I face an unknown future and the possibility of battling a mycobacterium avium intercellularum infection for which there are only partially effective treatments and no cure. (I have cultured positive for MAI but remain aysymptomatic.) If and when I get sick, I will not need to hear this woman's fantasy that the reason I'm gasping for air or writhing in pain from a visceral abcess is because I feel I don't have the right to take in life. Louise, darling, if condomized cocksucking and buttfucking isn't "taking in life," what is?
If my blood work begins to show problems, I won't need Louise Hay chirping in my ears, "Blood problems indicate a lack of joy in the system." If and when my blood tests reveal a declining immunological competence, it will be because I did not have available to me a low-cost, nontoxic, antiretroviral prophylaxis because the FDA, the drug companies and the (slow-moving) administration (the enterprises that are really killing people) aren't interested in saving a faggot's life. Bite down on it, Louise, joyfully even.
Spiking fevers of 105 followed by spine-racking chills and 75 to 100 daily attacks of a diarrhea so vicious and debilitating it will destroy your asshole forever (even if you could recover) are not "anger expressing itself," Louise. These words of mine are.

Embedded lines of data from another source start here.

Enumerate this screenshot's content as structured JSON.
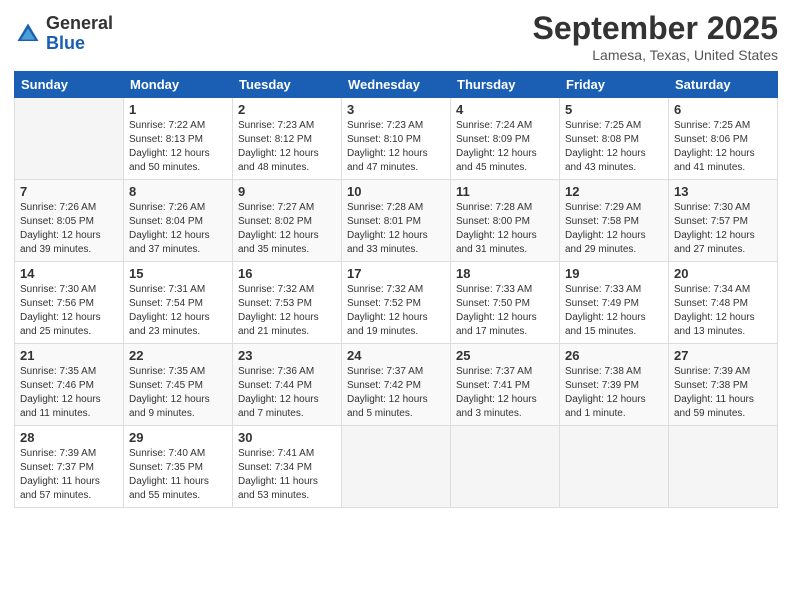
{
  "logo": {
    "line1": "General",
    "line2": "Blue"
  },
  "title": "September 2025",
  "location": "Lamesa, Texas, United States",
  "headers": [
    "Sunday",
    "Monday",
    "Tuesday",
    "Wednesday",
    "Thursday",
    "Friday",
    "Saturday"
  ],
  "weeks": [
    [
      {
        "day": "",
        "info": ""
      },
      {
        "day": "1",
        "info": "Sunrise: 7:22 AM\nSunset: 8:13 PM\nDaylight: 12 hours\nand 50 minutes."
      },
      {
        "day": "2",
        "info": "Sunrise: 7:23 AM\nSunset: 8:12 PM\nDaylight: 12 hours\nand 48 minutes."
      },
      {
        "day": "3",
        "info": "Sunrise: 7:23 AM\nSunset: 8:10 PM\nDaylight: 12 hours\nand 47 minutes."
      },
      {
        "day": "4",
        "info": "Sunrise: 7:24 AM\nSunset: 8:09 PM\nDaylight: 12 hours\nand 45 minutes."
      },
      {
        "day": "5",
        "info": "Sunrise: 7:25 AM\nSunset: 8:08 PM\nDaylight: 12 hours\nand 43 minutes."
      },
      {
        "day": "6",
        "info": "Sunrise: 7:25 AM\nSunset: 8:06 PM\nDaylight: 12 hours\nand 41 minutes."
      }
    ],
    [
      {
        "day": "7",
        "info": "Sunrise: 7:26 AM\nSunset: 8:05 PM\nDaylight: 12 hours\nand 39 minutes."
      },
      {
        "day": "8",
        "info": "Sunrise: 7:26 AM\nSunset: 8:04 PM\nDaylight: 12 hours\nand 37 minutes."
      },
      {
        "day": "9",
        "info": "Sunrise: 7:27 AM\nSunset: 8:02 PM\nDaylight: 12 hours\nand 35 minutes."
      },
      {
        "day": "10",
        "info": "Sunrise: 7:28 AM\nSunset: 8:01 PM\nDaylight: 12 hours\nand 33 minutes."
      },
      {
        "day": "11",
        "info": "Sunrise: 7:28 AM\nSunset: 8:00 PM\nDaylight: 12 hours\nand 31 minutes."
      },
      {
        "day": "12",
        "info": "Sunrise: 7:29 AM\nSunset: 7:58 PM\nDaylight: 12 hours\nand 29 minutes."
      },
      {
        "day": "13",
        "info": "Sunrise: 7:30 AM\nSunset: 7:57 PM\nDaylight: 12 hours\nand 27 minutes."
      }
    ],
    [
      {
        "day": "14",
        "info": "Sunrise: 7:30 AM\nSunset: 7:56 PM\nDaylight: 12 hours\nand 25 minutes."
      },
      {
        "day": "15",
        "info": "Sunrise: 7:31 AM\nSunset: 7:54 PM\nDaylight: 12 hours\nand 23 minutes."
      },
      {
        "day": "16",
        "info": "Sunrise: 7:32 AM\nSunset: 7:53 PM\nDaylight: 12 hours\nand 21 minutes."
      },
      {
        "day": "17",
        "info": "Sunrise: 7:32 AM\nSunset: 7:52 PM\nDaylight: 12 hours\nand 19 minutes."
      },
      {
        "day": "18",
        "info": "Sunrise: 7:33 AM\nSunset: 7:50 PM\nDaylight: 12 hours\nand 17 minutes."
      },
      {
        "day": "19",
        "info": "Sunrise: 7:33 AM\nSunset: 7:49 PM\nDaylight: 12 hours\nand 15 minutes."
      },
      {
        "day": "20",
        "info": "Sunrise: 7:34 AM\nSunset: 7:48 PM\nDaylight: 12 hours\nand 13 minutes."
      }
    ],
    [
      {
        "day": "21",
        "info": "Sunrise: 7:35 AM\nSunset: 7:46 PM\nDaylight: 12 hours\nand 11 minutes."
      },
      {
        "day": "22",
        "info": "Sunrise: 7:35 AM\nSunset: 7:45 PM\nDaylight: 12 hours\nand 9 minutes."
      },
      {
        "day": "23",
        "info": "Sunrise: 7:36 AM\nSunset: 7:44 PM\nDaylight: 12 hours\nand 7 minutes."
      },
      {
        "day": "24",
        "info": "Sunrise: 7:37 AM\nSunset: 7:42 PM\nDaylight: 12 hours\nand 5 minutes."
      },
      {
        "day": "25",
        "info": "Sunrise: 7:37 AM\nSunset: 7:41 PM\nDaylight: 12 hours\nand 3 minutes."
      },
      {
        "day": "26",
        "info": "Sunrise: 7:38 AM\nSunset: 7:39 PM\nDaylight: 12 hours\nand 1 minute."
      },
      {
        "day": "27",
        "info": "Sunrise: 7:39 AM\nSunset: 7:38 PM\nDaylight: 11 hours\nand 59 minutes."
      }
    ],
    [
      {
        "day": "28",
        "info": "Sunrise: 7:39 AM\nSunset: 7:37 PM\nDaylight: 11 hours\nand 57 minutes."
      },
      {
        "day": "29",
        "info": "Sunrise: 7:40 AM\nSunset: 7:35 PM\nDaylight: 11 hours\nand 55 minutes."
      },
      {
        "day": "30",
        "info": "Sunrise: 7:41 AM\nSunset: 7:34 PM\nDaylight: 11 hours\nand 53 minutes."
      },
      {
        "day": "",
        "info": ""
      },
      {
        "day": "",
        "info": ""
      },
      {
        "day": "",
        "info": ""
      },
      {
        "day": "",
        "info": ""
      }
    ]
  ]
}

What causes the fevers are known (and often unknown) pathogens for which we still have no reliable treatments. If La Hay and those who actually buy her tape and use it would spend their energies advocating immediate development and distribution of drugs to treat opportunistic infections in all people with AIDS, instead of referring everything to the "self," we might not be getting sick and dying by the tens of thousands today. And is it just me or does everyone else out there go out of their minds with rage when they hear that another person with AIDS has died but "had healed his life and was at peace?"
Louise Hay has her head so far up her fundamental aperture it won't be able to fall out until she walks, fecal-eyed, trembling and leaking peace of mind into some fucking tunnel of pure white light at the end of her life. This white light may be the hallucination some envious New Agers are creepily and not-very-gently trying to jam down our throats these days, but I am not at all willing to merge into the Cosmic Oneness just yet. Piss off, Louise; just shut up and withdraw your tapes and books from humanity.
My brother, Jay, who died from AIDS this past July, went blind in the months before his death because of a retinitis infection; so when Louise Hay stupidly proposes that "When there are things we do not wish to look at...(What, KS lesions?)..our vision may begin to fail," I want to grab her by the shoulders and demand that she stop victimizing me with her barely concealed blaming and hectoring. I have enough to cope with; I don't need Louise Hay's or anyone else's half-assed lunatic metaphysics. Louise Hay is telling me that I have AIDS because I want to have it, and that only if I would stop wanting it and needing it, it would go away and I will have "mastered" it. She's telling me that if I think and feel the "correct" way, her way, I can "heal" my life by dying. As long as I'm around I'll be agitating for the Big Science to service my medical needs, not Louise Hay and her Big Lie.